This study describes a novel BAS task that requires no specialized equipment. We demonstrate that the BAS is strongly correlated with oculographically measured AS performance, indicating that BAS can be related to the extensive literature on the AS task in neurologic and psychiatric disease, as well as mechanistic studies of the AS task in both humans and nonhuman primates. In a cohort of cognitively normal participants and patients with neurodegenerative disease, BAS performance correlated more strongly with measures of executive function than memory, language, or visuospatial skill (after controlling for disease severity and education), similar to previous reports of oculographically measured AS performance.12
In a multicenter study, BAS performance was associated with both neuropsychological and informant-based measures of executive function in normal adults and individuals with a variety of neurologic disorders. Together, our results suggest the BAS is a cost-effective tool that can be used to assess both executive motor function and disease severity in a variety of neurologic disorders.
We found that subjects with a variety of dementia diagnoses exhibited an impaired ability to inhibit reflexive PS responses on the BAS. The similarity between this finding and previous results using an infrared eye tracker,11–13,33
along with the strong correlation of performance on the BAS and our laboratory AS task, further underscores the validity of the task. Impaired AS performance is correlated with structural alterations to the right greater than left premotor regions of the frontal lobes in focal lesion patients,34
and normal aging.4,36
Our results suggest that the BAS may be sensitive to damage to these same brain regions and could be used as a screen for such damage at the bedside.
The same frontoparietal network necessary for AS performance has been previously implicated in executive control in normal aging,4
and neurodegenerative disease.12–13
The observed correlation between BAS performance and neuropsychological measures of executive function further supports our hypothesis that BAS relies on the integrity of the same network as other AS paradigms. Because the correlations were strongest between BAS performance and executive function tasks that require greater motor skill in the form of drawing lines (Modified Trails and Design Fluency), it is possible that the BAS is more sensitive to executive motor control tasks as opposed to executive function as a whole. More work will be needed to confirm this hypothesis.
In our multicenter cohort, we also found that BAS performance strongly correlated with several measures of executive function, behavior, social cognition, and an informant measure of executive function: the FrSBe, a reliable measure of damage to the frontal lobes32
that produces a total score as well as subscales for Apathy, Disinhibition, and Executive Dysfunction. Even after controlling for demographics and processing speed, BAS performance was correlated with all 4 informant FrSBe-based scores. The FrSBe is sensitive to frontal lobe function in a variety of neurologic disorders including focal lesions, AD, Parkinson disease, and ALS. Our results suggest that the BAS may be useful in efficiently quantifying frontal lobe dysfunction in individuals for whom no informant is available.

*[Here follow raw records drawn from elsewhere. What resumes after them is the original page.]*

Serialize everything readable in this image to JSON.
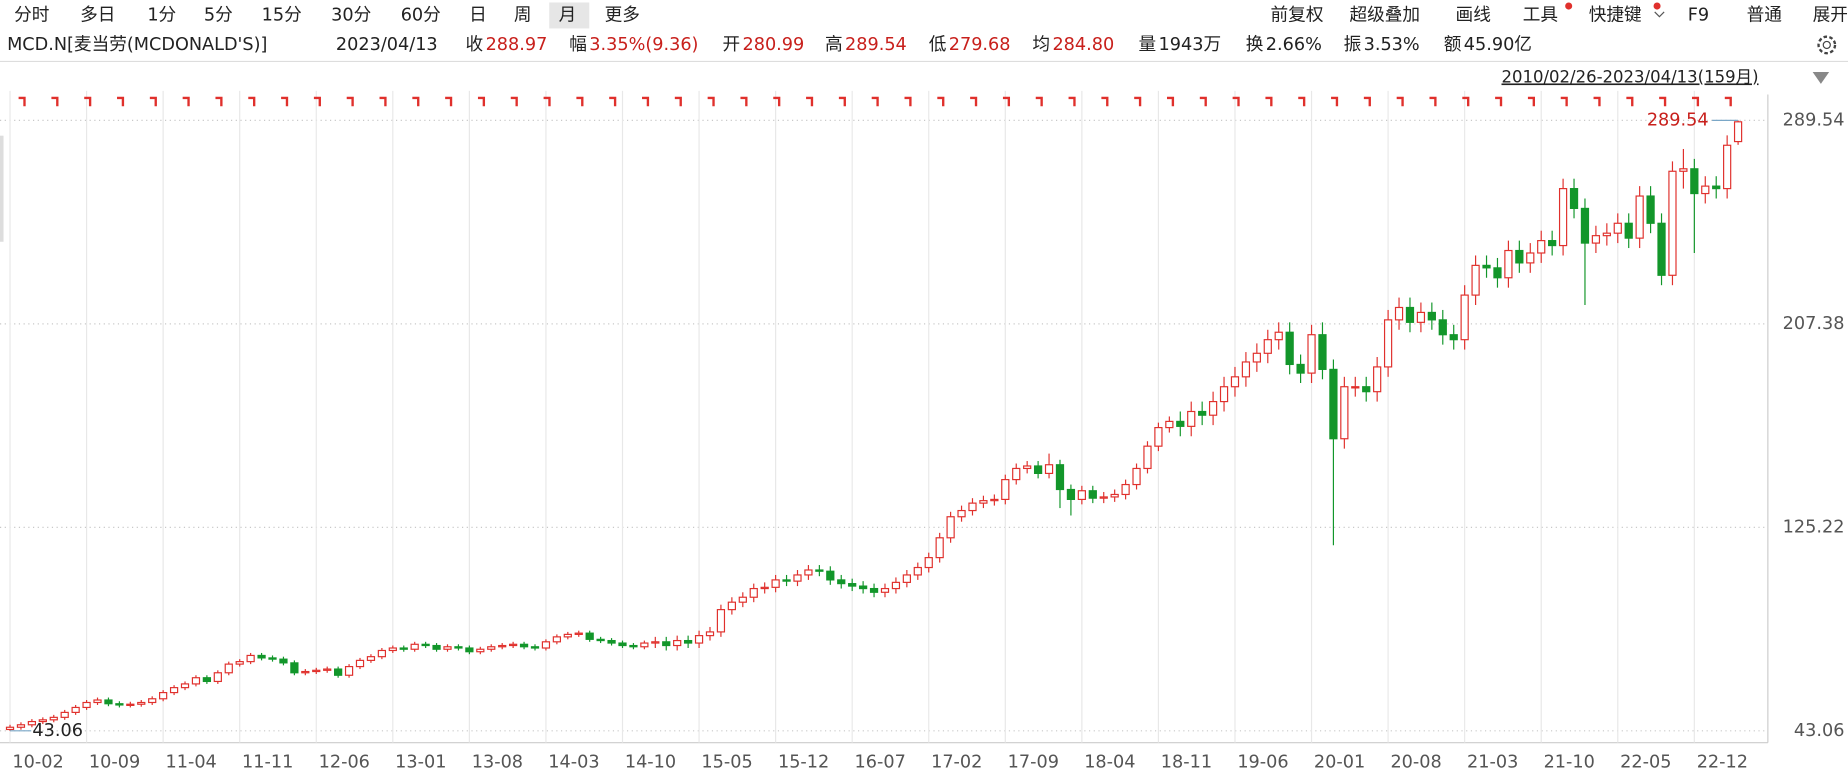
{
  "toolbar": {
    "left": [
      "分时",
      "多日",
      "1分",
      "5分",
      "15分",
      "30分",
      "60分",
      "日",
      "周",
      "月",
      "更多"
    ],
    "right": [
      "前复权",
      "超级叠加",
      "画线",
      "工具",
      "快捷键",
      "F9",
      "普通",
      "展开"
    ]
  },
  "header": {
    "symbol": "MCD.N[麦当劳(MCDONALD'S)]",
    "date": "2023/04/13",
    "stats": [
      {
        "label": "收",
        "value": "288.97"
      },
      {
        "label": "幅",
        "value": "3.35%(9.36)"
      },
      {
        "label": "开",
        "value": "280.99"
      },
      {
        "label": "高",
        "value": "289.54"
      },
      {
        "label": "低",
        "value": "279.68"
      },
      {
        "label": "均",
        "value": "284.80"
      },
      {
        "label": "量",
        "value": "1943万"
      },
      {
        "label": "换",
        "value": "2.66%"
      },
      {
        "label": "振",
        "value": "3.53%"
      },
      {
        "label": "额",
        "value": "45.90亿"
      }
    ],
    "range": "2010/02/26-2023/04/13(159月)"
  },
  "chart_data": {
    "type": "candlestick",
    "up_color": "#e0302c",
    "down_color": "#12962a",
    "grid": true,
    "ylim": [
      38.28,
      291.93
    ],
    "yticks": [
      43.06,
      125.22,
      207.38,
      289.54
    ],
    "categories": [
      "10-02",
      null,
      null,
      null,
      null,
      null,
      null,
      "10-09",
      null,
      null,
      null,
      null,
      null,
      null,
      "11-04",
      null,
      null,
      null,
      null,
      null,
      null,
      "11-11",
      null,
      null,
      null,
      null,
      null,
      null,
      "12-06",
      null,
      null,
      null,
      null,
      null,
      null,
      "13-01",
      null,
      null,
      null,
      null,
      null,
      null,
      "13-08",
      null,
      null,
      null,
      null,
      null,
      null,
      "14-03",
      null,
      null,
      null,
      null,
      null,
      null,
      "14-10",
      null,
      null,
      null,
      null,
      null,
      null,
      "15-05",
      null,
      null,
      null,
      null,
      null,
      null,
      "15-12",
      null,
      null,
      null,
      null,
      null,
      null,
      "16-07",
      null,
      null,
      null,
      null,
      null,
      null,
      "17-02",
      null,
      null,
      null,
      null,
      null,
      null,
      "17-09",
      null,
      null,
      null,
      null,
      null,
      null,
      "18-04",
      null,
      null,
      null,
      null,
      null,
      null,
      "18-11",
      null,
      null,
      null,
      null,
      null,
      null,
      "19-06",
      null,
      null,
      null,
      null,
      null,
      null,
      "20-01",
      null,
      null,
      null,
      null,
      null,
      null,
      "20-08",
      null,
      null,
      null,
      null,
      null,
      null,
      "21-03",
      null,
      null,
      null,
      null,
      null,
      null,
      "21-10",
      null,
      null,
      null,
      null,
      null,
      null,
      "22-05",
      null,
      null,
      null,
      null,
      null,
      null,
      "22-12",
      null,
      null,
      null,
      null
    ],
    "candles": [
      [
        43.6,
        45.5,
        43.06,
        44.5
      ],
      [
        44.5,
        46.5,
        43.5,
        45.5
      ],
      [
        45.5,
        47.8,
        44.5,
        46.8
      ],
      [
        46.8,
        48.5,
        45.8,
        47.5
      ],
      [
        47.5,
        49.5,
        46.5,
        48.5
      ],
      [
        48.5,
        51.5,
        47.5,
        50.5
      ],
      [
        50.5,
        53.5,
        49.5,
        52.5
      ],
      [
        52.5,
        55.5,
        51.5,
        54.5
      ],
      [
        54.5,
        56.5,
        53.5,
        55.5
      ],
      [
        55.5,
        56.5,
        53.0,
        54.0
      ],
      [
        54.0,
        55.0,
        52.5,
        53.5
      ],
      [
        53.5,
        54.8,
        52.5,
        53.8
      ],
      [
        53.8,
        55.5,
        52.8,
        54.5
      ],
      [
        54.5,
        57.0,
        53.5,
        56.0
      ],
      [
        56.0,
        59.5,
        55.0,
        58.5
      ],
      [
        58.5,
        61.5,
        57.5,
        60.5
      ],
      [
        60.5,
        63.0,
        59.5,
        62.0
      ],
      [
        62.0,
        65.5,
        61.0,
        64.5
      ],
      [
        64.5,
        65.5,
        62.0,
        63.0
      ],
      [
        63.0,
        67.5,
        62.0,
        66.5
      ],
      [
        66.5,
        71.0,
        65.5,
        70.0
      ],
      [
        70.0,
        72.0,
        69.0,
        71.0
      ],
      [
        71.0,
        74.5,
        70.0,
        73.5
      ],
      [
        73.5,
        74.5,
        71.5,
        72.5
      ],
      [
        72.5,
        73.5,
        71.0,
        72.0
      ],
      [
        72.0,
        73.0,
        69.5,
        70.5
      ],
      [
        70.5,
        71.5,
        65.5,
        66.5
      ],
      [
        66.5,
        68.0,
        65.5,
        67.0
      ],
      [
        67.0,
        68.5,
        66.0,
        67.5
      ],
      [
        67.5,
        69.0,
        66.5,
        68.0
      ],
      [
        68.0,
        69.0,
        64.5,
        65.5
      ],
      [
        65.5,
        70.0,
        64.5,
        69.0
      ],
      [
        69.0,
        72.5,
        68.0,
        71.5
      ],
      [
        71.5,
        74.0,
        70.5,
        73.0
      ],
      [
        73.0,
        76.5,
        72.0,
        75.5
      ],
      [
        75.5,
        77.5,
        74.5,
        76.5
      ],
      [
        76.5,
        77.5,
        75.0,
        76.0
      ],
      [
        76.0,
        79.0,
        75.0,
        78.0
      ],
      [
        78.0,
        79.0,
        76.5,
        77.5
      ],
      [
        77.5,
        78.5,
        75.0,
        76.0
      ],
      [
        76.0,
        78.0,
        75.0,
        77.0
      ],
      [
        77.0,
        78.0,
        75.5,
        76.5
      ],
      [
        76.5,
        77.5,
        74.0,
        75.0
      ],
      [
        75.0,
        77.0,
        74.0,
        76.0
      ],
      [
        76.0,
        78.0,
        75.0,
        77.0
      ],
      [
        77.0,
        78.5,
        76.0,
        77.5
      ],
      [
        77.5,
        79.0,
        76.5,
        78.0
      ],
      [
        78.0,
        79.0,
        76.0,
        77.0
      ],
      [
        77.0,
        78.0,
        75.5,
        76.5
      ],
      [
        76.5,
        80.0,
        75.5,
        79.0
      ],
      [
        79.0,
        82.0,
        78.0,
        81.0
      ],
      [
        81.0,
        83.0,
        80.0,
        82.0
      ],
      [
        82.0,
        83.5,
        81.0,
        82.5
      ],
      [
        82.5,
        83.5,
        79.0,
        80.0
      ],
      [
        80.0,
        81.0,
        78.5,
        79.5
      ],
      [
        79.5,
        80.5,
        77.5,
        78.5
      ],
      [
        78.5,
        79.5,
        76.5,
        77.5
      ],
      [
        77.5,
        78.5,
        76.0,
        77.0
      ],
      [
        77.0,
        79.5,
        76.0,
        78.5
      ],
      [
        78.5,
        81.0,
        76.5,
        79.0
      ],
      [
        79.0,
        81.0,
        75.5,
        77.5
      ],
      [
        77.5,
        81.5,
        75.5,
        79.5
      ],
      [
        79.5,
        81.5,
        76.5,
        78.5
      ],
      [
        78.5,
        83.5,
        76.5,
        81.5
      ],
      [
        81.5,
        85.0,
        79.5,
        83.0
      ],
      [
        83.0,
        94.0,
        81.0,
        92.0
      ],
      [
        92.0,
        97.0,
        90.0,
        95.0
      ],
      [
        95.0,
        99.0,
        93.0,
        97.0
      ],
      [
        97.0,
        102.5,
        95.0,
        100.5
      ],
      [
        100.5,
        103.0,
        98.5,
        101.0
      ],
      [
        101.0,
        106.0,
        99.0,
        104.0
      ],
      [
        104.0,
        106.0,
        101.5,
        103.5
      ],
      [
        103.5,
        108.0,
        101.5,
        106.0
      ],
      [
        106.0,
        110.0,
        104.0,
        108.0
      ],
      [
        108.0,
        110.0,
        105.5,
        107.5
      ],
      [
        107.5,
        109.5,
        102.0,
        104.0
      ],
      [
        104.0,
        106.0,
        100.5,
        102.5
      ],
      [
        102.5,
        104.5,
        99.5,
        101.5
      ],
      [
        101.5,
        103.5,
        98.5,
        100.5
      ],
      [
        100.5,
        102.5,
        97.0,
        99.0
      ],
      [
        99.0,
        102.5,
        97.0,
        100.5
      ],
      [
        100.5,
        105.0,
        98.5,
        103.0
      ],
      [
        103.0,
        108.0,
        101.0,
        106.0
      ],
      [
        106.0,
        111.0,
        104.0,
        109.0
      ],
      [
        109.0,
        115.0,
        107.0,
        113.0
      ],
      [
        113.0,
        123.0,
        111.0,
        121.0
      ],
      [
        121.0,
        131.5,
        119.0,
        129.5
      ],
      [
        129.5,
        134.0,
        127.5,
        132.0
      ],
      [
        132.0,
        137.0,
        130.0,
        135.0
      ],
      [
        135.0,
        138.0,
        133.0,
        136.0
      ],
      [
        136.0,
        138.5,
        134.0,
        136.5
      ],
      [
        136.5,
        146.5,
        134.5,
        144.5
      ],
      [
        144.5,
        151.0,
        142.5,
        149.0
      ],
      [
        149.0,
        152.0,
        147.0,
        150.0
      ],
      [
        150.0,
        152.0,
        145.0,
        147.0
      ],
      [
        147.0,
        155.0,
        145.0,
        150.5
      ],
      [
        150.5,
        152.5,
        133.0,
        140.5
      ],
      [
        140.5,
        142.5,
        130.0,
        136.5
      ],
      [
        136.5,
        142.0,
        134.5,
        140.0
      ],
      [
        140.0,
        142.0,
        135.0,
        137.0
      ],
      [
        137.0,
        139.5,
        135.0,
        137.5
      ],
      [
        137.5,
        140.5,
        135.5,
        138.5
      ],
      [
        138.5,
        144.5,
        136.5,
        142.5
      ],
      [
        142.5,
        151.0,
        140.5,
        149.0
      ],
      [
        149.0,
        160.0,
        147.0,
        158.0
      ],
      [
        158.0,
        167.5,
        156.0,
        165.5
      ],
      [
        165.5,
        170.0,
        163.5,
        168.0
      ],
      [
        168.0,
        172.0,
        162.0,
        166.0
      ],
      [
        166.0,
        176.0,
        162.0,
        172.0
      ],
      [
        172.0,
        176.0,
        166.5,
        170.5
      ],
      [
        170.5,
        180.0,
        166.5,
        176.0
      ],
      [
        176.0,
        186.0,
        172.0,
        182.0
      ],
      [
        182.0,
        190.0,
        178.0,
        186.0
      ],
      [
        186.0,
        196.0,
        182.0,
        192.0
      ],
      [
        192.0,
        199.5,
        188.0,
        195.5
      ],
      [
        195.5,
        205.0,
        191.5,
        201.0
      ],
      [
        201.0,
        208.0,
        197.0,
        204.0
      ],
      [
        204.0,
        208.0,
        187.0,
        191.0
      ],
      [
        191.0,
        195.0,
        183.5,
        187.5
      ],
      [
        187.5,
        207,
        183.5,
        203
      ],
      [
        203,
        208,
        185,
        189
      ],
      [
        189,
        193,
        118,
        161
      ],
      [
        161,
        186,
        157,
        182
      ],
      [
        182,
        186,
        178,
        182
      ],
      [
        182,
        186,
        176,
        180
      ],
      [
        180,
        194,
        176,
        190
      ],
      [
        190,
        213,
        186,
        209
      ],
      [
        209,
        218,
        205,
        214
      ],
      [
        214,
        218,
        204,
        208
      ],
      [
        208,
        216,
        204,
        212
      ],
      [
        212,
        216,
        205,
        209
      ],
      [
        209,
        213,
        199,
        203
      ],
      [
        203,
        207,
        197,
        201
      ],
      [
        201,
        223,
        197,
        219
      ],
      [
        219,
        235,
        215,
        231
      ],
      [
        231,
        235,
        226,
        230
      ],
      [
        230,
        234,
        222,
        226
      ],
      [
        226,
        241,
        222,
        237
      ],
      [
        237,
        241,
        228,
        232
      ],
      [
        232,
        240,
        228,
        236
      ],
      [
        236,
        245,
        232,
        241
      ],
      [
        241,
        245,
        235,
        239
      ],
      [
        239,
        266,
        235,
        262
      ],
      [
        262,
        266,
        250,
        254
      ],
      [
        254,
        258,
        215,
        240
      ],
      [
        240,
        247,
        236,
        243
      ],
      [
        243,
        248,
        239,
        244
      ],
      [
        244,
        252,
        240,
        248
      ],
      [
        248,
        252,
        238,
        242
      ],
      [
        242,
        263,
        238,
        259
      ],
      [
        259,
        263,
        244,
        248
      ],
      [
        248,
        252,
        223,
        227
      ],
      [
        227,
        273,
        223,
        269
      ],
      [
        269,
        278,
        262,
        270
      ],
      [
        270,
        274,
        236,
        260
      ],
      [
        260,
        267,
        256,
        263
      ],
      [
        263,
        267,
        258,
        262
      ],
      [
        262,
        283.5,
        258,
        279.5
      ],
      [
        280.99,
        289.54,
        279.68,
        288.97
      ]
    ]
  }
}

BAS performance was also correlated with disease severity, as measured by MMSE and CDR-SB, in the UCSF cohort. Unlike a previously described bedside AS task,14
we did not observe a correlation between BAS performance and a test of memory. This finding is likely explained by the more diverse population of neurodegenerative disease subjects in our study and the fact that we controlled for disease severity (CDR-SB) in our analyses. Had we limited our analysis to MCI and AD subjects and not corrected for CDR-SB, our results would have been similar to the previous study (data not shown). Interestingly, BAS performance was different in MCI and dementia. Patients with AD, frontotemporal lobar degeneration, and PSP made more BAS errors than patients with MCI. Since we are unaware of any previously published reports of AS performance measured in MCI, further studies will be necessary to interpret the significance of these findings.
Subjects performed better on the bedside version of the AS task than the laboratory version. Several factors may contribute to this finding, including rater errors and time delay between testing modalities. A likely contributor is the presence of ambient lighting and other visual stimuli in the BAS condition that might partially counteract the effects of the gap stimulus, which increases error rate as a result of an increase in express saccade generation in the absence of fixation stimuli.1
In this respect, our findings are similar to those reported for a previous BAS task.14
Of note, our BAS task includes auditory cues to improve raters' data acquisition, which might also influence task performance.38,39
A limitation of the study was that we did not measure the interrater or intrarater reliability of the BAS. This will be necessary in the future for the BAS to be used in multicenter studies such as clinical trials, although the AS task has been used to measure disease progression in HD15
and genetic risk in first-degree relatives of patients with schizophrenia in large, multicenter studies.40
Such reliability studies are currently under way.
Our findings indicate the BAS is a valid measure of executive motor control in aging and neurologic disease, offering practitioners a rapid, simple clinical tool to evaluate executive functioning and dementia severity in their patients.